The part most guides skip: if you are a US citizen, the IRS follows you. Sending your own salary from Japan to your US bank account is not a taxable event — but your Japanese bank account may need to be reported separately. These are different obligations, and confusing them costs people money in penalties.
This is a practical guide to the JPY→USD corridor in 2026: what is straightforward, what actually costs money, and which US reporting rules matter if you are an American in Japan.
Why This Corridor Is Simpler Than Most
JPY and USD are both major global currencies with deep liquidity.

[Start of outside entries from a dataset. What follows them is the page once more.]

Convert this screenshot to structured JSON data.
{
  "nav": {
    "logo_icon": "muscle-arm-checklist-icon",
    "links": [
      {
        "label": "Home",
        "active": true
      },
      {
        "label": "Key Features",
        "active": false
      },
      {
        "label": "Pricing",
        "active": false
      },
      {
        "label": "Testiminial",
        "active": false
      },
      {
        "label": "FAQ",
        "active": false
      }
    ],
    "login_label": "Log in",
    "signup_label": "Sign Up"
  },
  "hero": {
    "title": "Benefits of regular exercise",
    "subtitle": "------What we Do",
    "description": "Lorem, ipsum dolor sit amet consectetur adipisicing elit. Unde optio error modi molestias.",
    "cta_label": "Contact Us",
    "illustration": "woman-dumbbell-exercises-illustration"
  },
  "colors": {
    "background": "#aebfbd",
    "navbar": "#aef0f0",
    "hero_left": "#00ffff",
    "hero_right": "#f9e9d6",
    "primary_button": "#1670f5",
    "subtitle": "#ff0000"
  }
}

There are no equivalent-to-MTSS transfer caps on the US side for personal bank-to-bank remittances. Your recipient (or yourself) just needs a standard US bank account — Chase, Bank of America, Wells Fargo, Charles Schwab, whatever you kept.
That simplicity means the comparison is almost entirely about rate and fee rather than logistics. Pick the service with the best economics for your transfer size, and you are done.
Service Comparison
Wise
Wise remains the default recommendation for most JPY→USD transfers. It uses the mid-market exchange rate — the same rate shown on Google — and charges a transparent percentage fee upfront.
Typical fees for JPY→USD (as of early 2026 — verify before transferring):
- Approximately 0.4–0.7% of the transfer amount
- No flat fee on top — it is a single percentage-based charge
On a ¥200,000 transfer, that is roughly ¥800–¥1,400 in fees. The recipient gets USD at the mid-market rate minus that fee. No hidden spread.
Speed: Usually same-day or next business day to a US bank account via ACH. SWIFT wire delivery is also available for a slightly higher fee and is sometimes faster for larger amounts.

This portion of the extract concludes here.